De zorg wordt steeds complexer door de groeiende hoeveelheid gegevens en inzichten. AI biedt mogelijkheden om die complexiteit te ontrafelen en zorg op maat te leveren. Het laatste woord blijft echter altijd bij de zorgverlener en patiënt, om de menselijke maat te behouden.
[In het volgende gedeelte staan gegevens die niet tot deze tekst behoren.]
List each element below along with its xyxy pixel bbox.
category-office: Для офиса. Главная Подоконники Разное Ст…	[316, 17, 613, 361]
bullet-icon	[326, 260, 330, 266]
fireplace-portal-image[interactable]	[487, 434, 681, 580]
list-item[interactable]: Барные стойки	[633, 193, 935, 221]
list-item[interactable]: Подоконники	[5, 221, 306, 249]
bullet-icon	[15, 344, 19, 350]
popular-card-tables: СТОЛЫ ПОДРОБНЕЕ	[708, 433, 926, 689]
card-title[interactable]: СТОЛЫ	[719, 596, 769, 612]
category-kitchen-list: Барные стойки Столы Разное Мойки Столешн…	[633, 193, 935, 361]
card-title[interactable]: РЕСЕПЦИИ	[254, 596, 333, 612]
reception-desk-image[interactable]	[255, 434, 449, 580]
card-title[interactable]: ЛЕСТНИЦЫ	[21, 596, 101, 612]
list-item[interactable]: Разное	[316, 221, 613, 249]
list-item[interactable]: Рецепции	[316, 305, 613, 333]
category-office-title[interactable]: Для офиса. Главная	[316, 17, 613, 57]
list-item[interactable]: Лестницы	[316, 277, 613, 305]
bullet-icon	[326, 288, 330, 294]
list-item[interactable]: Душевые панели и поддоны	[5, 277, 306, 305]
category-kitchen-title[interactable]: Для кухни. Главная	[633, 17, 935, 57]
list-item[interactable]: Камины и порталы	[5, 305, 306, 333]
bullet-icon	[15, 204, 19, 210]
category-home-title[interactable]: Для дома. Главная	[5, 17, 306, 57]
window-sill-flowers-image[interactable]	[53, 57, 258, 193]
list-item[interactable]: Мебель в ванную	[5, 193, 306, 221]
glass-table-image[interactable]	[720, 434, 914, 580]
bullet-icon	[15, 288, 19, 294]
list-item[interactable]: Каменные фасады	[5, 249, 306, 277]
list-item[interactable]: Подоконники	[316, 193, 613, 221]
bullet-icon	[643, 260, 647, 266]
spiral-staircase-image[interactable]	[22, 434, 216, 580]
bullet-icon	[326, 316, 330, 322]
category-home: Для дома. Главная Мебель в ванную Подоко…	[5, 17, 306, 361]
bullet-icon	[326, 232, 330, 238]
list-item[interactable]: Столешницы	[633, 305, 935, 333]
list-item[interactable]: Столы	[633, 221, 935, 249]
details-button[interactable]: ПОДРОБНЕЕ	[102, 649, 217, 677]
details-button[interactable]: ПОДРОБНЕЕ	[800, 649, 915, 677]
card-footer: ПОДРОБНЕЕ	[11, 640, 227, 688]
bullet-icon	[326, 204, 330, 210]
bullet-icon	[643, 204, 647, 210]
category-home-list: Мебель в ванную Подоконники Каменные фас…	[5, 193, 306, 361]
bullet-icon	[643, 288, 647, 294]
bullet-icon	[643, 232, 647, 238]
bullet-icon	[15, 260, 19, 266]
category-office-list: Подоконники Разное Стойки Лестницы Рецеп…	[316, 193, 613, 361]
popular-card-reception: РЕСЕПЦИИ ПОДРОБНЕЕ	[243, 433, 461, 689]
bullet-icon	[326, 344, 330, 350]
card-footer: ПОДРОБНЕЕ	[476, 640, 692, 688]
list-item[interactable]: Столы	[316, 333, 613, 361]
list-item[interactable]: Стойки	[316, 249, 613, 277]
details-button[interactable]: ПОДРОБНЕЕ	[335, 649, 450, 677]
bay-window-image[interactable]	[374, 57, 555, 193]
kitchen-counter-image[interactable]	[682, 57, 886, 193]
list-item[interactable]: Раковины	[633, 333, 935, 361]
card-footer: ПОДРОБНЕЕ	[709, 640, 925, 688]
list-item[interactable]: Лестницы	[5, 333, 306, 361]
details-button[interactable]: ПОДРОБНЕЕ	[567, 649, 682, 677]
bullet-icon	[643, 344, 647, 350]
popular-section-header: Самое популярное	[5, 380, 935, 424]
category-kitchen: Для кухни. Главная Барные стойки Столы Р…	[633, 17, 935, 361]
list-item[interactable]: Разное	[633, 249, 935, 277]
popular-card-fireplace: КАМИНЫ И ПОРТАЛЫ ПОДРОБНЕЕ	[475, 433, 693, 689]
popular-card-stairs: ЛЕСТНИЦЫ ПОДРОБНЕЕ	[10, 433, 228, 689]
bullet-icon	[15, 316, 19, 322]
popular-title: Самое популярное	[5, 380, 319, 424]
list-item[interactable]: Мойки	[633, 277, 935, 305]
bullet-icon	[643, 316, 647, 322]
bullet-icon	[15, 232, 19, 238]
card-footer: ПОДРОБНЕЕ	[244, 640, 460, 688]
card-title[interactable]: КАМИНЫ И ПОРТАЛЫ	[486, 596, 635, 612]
Adaptatie van AI: een uitdaging op zich
De implementatie van AI vraagt niet alleen om technologische vooruitgang, maar ook om een cultuurverandering binnen organisaties. Management en medewerkers moeten vertrouwen krijgen in AI en zich openstellen voor nieuwe werkmethoden. Dit vereist gerichte begeleiding en training. Uit onderzoek blijkt echter dat er nog een flinke kloof is tussen de wens en werkelijkheid van AI-adoptie. Zo gebruikt slechts 24% van de werknemers kunstmatige intelligentie in hun werk, ondanks dat 93% bereid zou zijn om met AI te werken. Ook toont onderzoek een duidelijke ‘gender gap’: slechts 29% van de AI-experts wereldwijd is vrouw.
In de zorg, waar het personeelsbestand voornamelijk uit vrouwen bestaat, is deze ongelijkheid een belangrijk aandachtspunt. Daarnaast speelt leeftijd een rol: jongere generaties (zoals Generatie Z) krijgen meer kansen voor AI-training dan oudere generaties, zoals babyboomers. Dit kan de adoptie van AI onnodig vertragen en ongelijkheden vergroten.
De weg vooruit: inclusiviteit en toepassing
Om de ambitieuze doelen voor 2030 te behalen, moet de zorgsector actief inzetten op het toegankelijk en inclusief maken van AI-trainingen. Dat betekent aandacht voor gender en generaties binnen teams, zodat alle medewerkers zich kunnen ontwikkelen en technologie breed wordt toegepast. Alleen op deze manier kan AI de gewenste administratieve lastenverlichting en kwalitatieve verbetering in de zorg daadwerkelijk realiseren.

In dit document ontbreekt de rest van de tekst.